Kilise korku, diktatörlük ve dayatma ile elinde bulundurduğu bu gücü bir süre sonra sadece kendi çıkarı için kullanmaya başlamış ve cezalandırmalarda aşırı boyutlara ulaşmıştır. Bu duruma örnek vermek gerekirse cennetten toprak parçası sattığını iddia eden kiliselerin zenginliklerinin aşırı boyutlara ulaşması ve cahil kalmış halkın bu şekilde kandırılarak gerçekleri görmemelerinin sağlanması skolastik düşüncenin temelini oluşturmuştur. Tek doğrunun İncil olduğuna inanan ve halk arasında da bunun böyle inanılmasını sağlamak için dayatmayalar yapan kilise bu duruma karşı gelen kişileri ağır şekilde cezalandırılıyordu. Bu şekilde korku ve dayatma ile hem gücü elinde bulundurmayı başarıyor hem de toplum içinde pozitif bilimlerin ilerlemesine ve böylece de yeni görüşlere, buluş ve icatlara engel olmuş oluyordu. Kendini geliştiremeyen, düşünsel açıdan özgürlüğü elinde bulundurmayan halk ise kiliseye ve İncil’e inanmaktan başka bir şey yapamıyordu.

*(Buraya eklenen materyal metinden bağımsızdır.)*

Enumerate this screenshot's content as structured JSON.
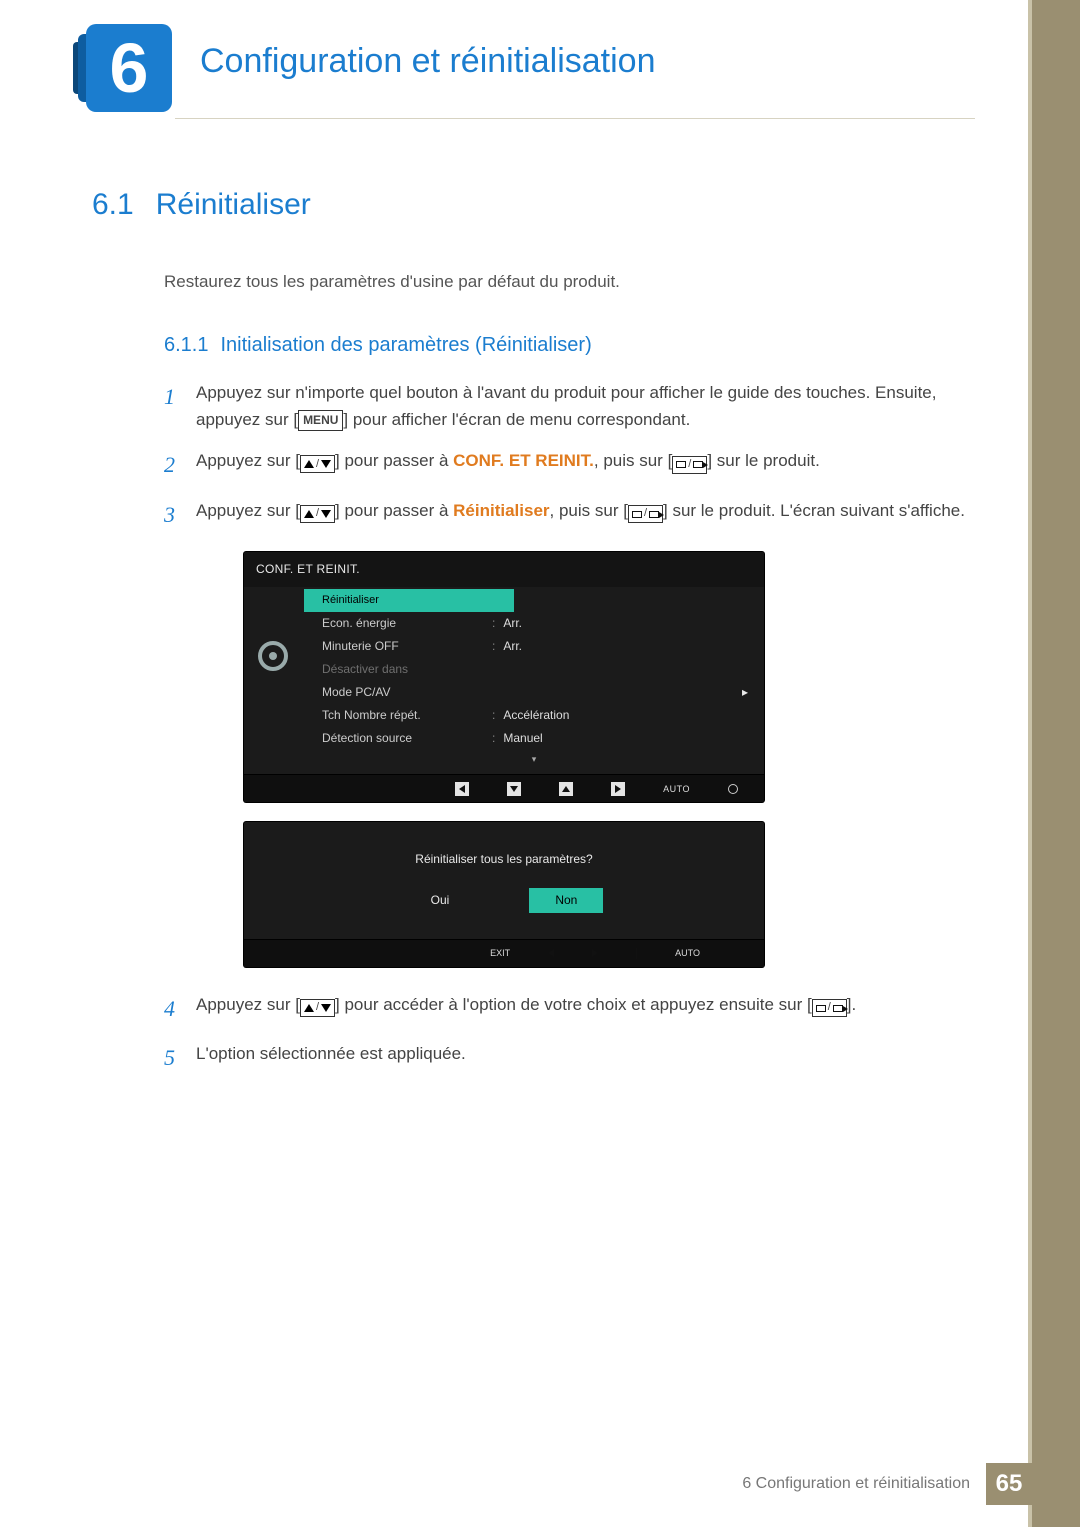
{
  "chapter": {
    "number": "6",
    "title": "Configuration et réinitialisation"
  },
  "section": {
    "number": "6.1",
    "title": "Réinitialiser"
  },
  "intro": "Restaurez tous les paramètres d'usine par défaut du produit.",
  "subsection": {
    "number": "6.1.1",
    "title": "Initialisation des paramètres (Réinitialiser)"
  },
  "steps": {
    "s1": {
      "num": "1",
      "a": "Appuyez sur n'importe quel bouton à l'avant du produit pour afficher le guide des touches. Ensuite, appuyez sur [",
      "menu": "MENU",
      "b": "] pour afficher l'écran de menu correspondant."
    },
    "s2": {
      "num": "2",
      "a": "Appuyez sur [",
      "b": "] pour passer à ",
      "kw": "CONF. ET REINIT.",
      "c": ", puis sur [",
      "d": "] sur le produit."
    },
    "s3": {
      "num": "3",
      "a": "Appuyez sur [",
      "b": "] pour passer à ",
      "kw": "Réinitialiser",
      "c": ", puis sur [",
      "d": "] sur le produit. L'écran suivant s'affiche."
    },
    "s4": {
      "num": "4",
      "a": "Appuyez sur [",
      "b": "] pour accéder à l'option de votre choix et appuyez ensuite sur [",
      "c": "]."
    },
    "s5": {
      "num": "5",
      "text": "L'option sélectionnée est appliquée."
    }
  },
  "osd": {
    "title": "CONF. ET REINIT.",
    "rows": [
      {
        "label": "Réinitialiser",
        "value": "",
        "type": "sel"
      },
      {
        "label": "Econ. énergie",
        "value": "Arr."
      },
      {
        "label": "Minuterie OFF",
        "value": "Arr."
      },
      {
        "label": "Désactiver dans",
        "value": "",
        "type": "dis"
      },
      {
        "label": "Mode PC/AV",
        "value": "",
        "chevron": true
      },
      {
        "label": "Tch Nombre répét.",
        "value": "Accélération"
      },
      {
        "label": "Détection source",
        "value": "Manuel"
      }
    ],
    "bar": {
      "auto": "AUTO"
    }
  },
  "osd2": {
    "question": "Réinitialiser tous les paramètres?",
    "yes": "Oui",
    "no": "Non",
    "exit": "EXIT",
    "auto": "AUTO"
  },
  "footer": {
    "text": "6 Configuration et réinitialisation",
    "page": "65"
  }
}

Bu durumun en bilinir örneği Galileo’dur. Bu dönemde kilise dünyanın bir tepsi gibi düz olduğuna inanıyor ve bu şekilde inanılmasını emrediyordu. Yaptığı araştırmalar sonucu bunun böyle olmadığı sonucuna varan Galileo bu araştırmaları yüzünden kiliseye ve İncil’e karşı geldiği için ölüm cezası ile cezalandırılmış ve bu nedenle çalışmalarının da devam etmesinin önüne geçilmiş olmuştur. Bu bahsedilen durumlar sandığımız gibi binlerce yüzyıl ötesi değil yaşadığımız yüzyıldan sadece bir kaç asır öncesidir. Galileo Galilei 1564 yılında Pisa şehrinde doğmuş ve 1642 yılında ise öldürülmüştür.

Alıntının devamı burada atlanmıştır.